Why? When you’re relaxed and enjoy the moment, you’re more likely to share stories or things about yourself that you wouldn’t think to bring up in a regular conversation. Making a conscious effort to bring humor and regular play into relationships makes a difference.
You can play charades and 20 questions over Skype, just as easily as you can in your living room. Choose your favorite game, make a date and enjoy time to just be silly with your partner.
Have a weekly viewing party
Most couples tend to develop into routines, and that includes watching certain shows together. While this may feel like the boring part of couplehood, it’s an important part of relationship building.

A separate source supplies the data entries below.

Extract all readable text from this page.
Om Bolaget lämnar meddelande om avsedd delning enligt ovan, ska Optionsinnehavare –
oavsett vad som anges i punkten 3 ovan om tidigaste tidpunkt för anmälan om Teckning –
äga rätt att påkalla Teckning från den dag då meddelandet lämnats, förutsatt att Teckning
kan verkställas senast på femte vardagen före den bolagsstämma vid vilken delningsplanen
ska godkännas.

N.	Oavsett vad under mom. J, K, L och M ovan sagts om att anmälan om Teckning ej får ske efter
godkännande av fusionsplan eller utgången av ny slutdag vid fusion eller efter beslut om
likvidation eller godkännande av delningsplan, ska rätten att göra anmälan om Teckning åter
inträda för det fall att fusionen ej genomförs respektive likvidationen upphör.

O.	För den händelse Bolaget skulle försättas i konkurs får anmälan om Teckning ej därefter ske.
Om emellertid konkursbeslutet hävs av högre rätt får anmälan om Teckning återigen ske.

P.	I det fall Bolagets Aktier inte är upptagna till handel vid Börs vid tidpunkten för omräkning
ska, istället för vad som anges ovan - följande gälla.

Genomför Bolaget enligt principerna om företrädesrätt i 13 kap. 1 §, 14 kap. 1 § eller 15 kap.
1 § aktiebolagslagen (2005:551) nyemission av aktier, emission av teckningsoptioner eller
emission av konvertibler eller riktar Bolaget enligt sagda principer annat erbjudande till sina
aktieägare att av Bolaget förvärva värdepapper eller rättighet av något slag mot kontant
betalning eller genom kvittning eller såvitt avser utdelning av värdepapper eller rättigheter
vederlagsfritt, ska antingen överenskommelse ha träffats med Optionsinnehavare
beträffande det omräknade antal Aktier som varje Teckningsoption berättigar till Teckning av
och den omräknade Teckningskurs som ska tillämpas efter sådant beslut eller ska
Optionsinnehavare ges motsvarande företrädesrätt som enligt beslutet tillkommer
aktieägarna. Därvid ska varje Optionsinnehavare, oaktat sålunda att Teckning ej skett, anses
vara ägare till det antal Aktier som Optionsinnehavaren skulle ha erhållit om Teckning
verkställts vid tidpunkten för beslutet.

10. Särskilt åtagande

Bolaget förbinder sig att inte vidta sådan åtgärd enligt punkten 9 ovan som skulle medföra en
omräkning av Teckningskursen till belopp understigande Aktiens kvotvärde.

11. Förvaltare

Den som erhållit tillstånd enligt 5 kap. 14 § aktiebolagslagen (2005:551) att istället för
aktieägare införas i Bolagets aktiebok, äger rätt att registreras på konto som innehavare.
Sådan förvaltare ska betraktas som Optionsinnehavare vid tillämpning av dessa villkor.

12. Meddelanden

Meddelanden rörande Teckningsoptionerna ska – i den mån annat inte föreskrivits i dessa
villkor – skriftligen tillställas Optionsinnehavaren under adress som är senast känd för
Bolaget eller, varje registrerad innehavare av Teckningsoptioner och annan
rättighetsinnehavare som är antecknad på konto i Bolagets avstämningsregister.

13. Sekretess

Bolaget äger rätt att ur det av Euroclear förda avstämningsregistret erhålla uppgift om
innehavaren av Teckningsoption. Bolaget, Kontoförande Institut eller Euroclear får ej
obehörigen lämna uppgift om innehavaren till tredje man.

Wisecracks about the story, or sharing a laugh helps build a connection. As does simply spending regular, relaxed time in each other’s presence without the pressure of making conversation.
Pick a time, pick a show and make a standing date on Zoom to spend time together.
Focus on pillow talk
Most people associate intimacy with sex, and yes, physical contact is a big part of intimacy, but so too are the whispered things you share lying in a bed together.
Even if you don’t have the luxury of laying next to your partner (or perhaps are not ready to take that step), you can still create an intimate environment to share secrets.
Plan to have a good-night call with your partner when you’re both in bed. Pull up Facetime and lay the phone on the pillow next to you, so you can look at your partner as if you’re lying side-by-side.
This is not a time to force confidences, but rather strengthen your connection at a time when you’re both relaxed. Maybe ask your partner to tell you a “bedtime story,” and ask them to tell you the best thing that happened to them that day.
While there’s no substitute for physical contact in a relationship, taking advantage of the growing number of video apps available can help you build intimacy with a partner over long distance.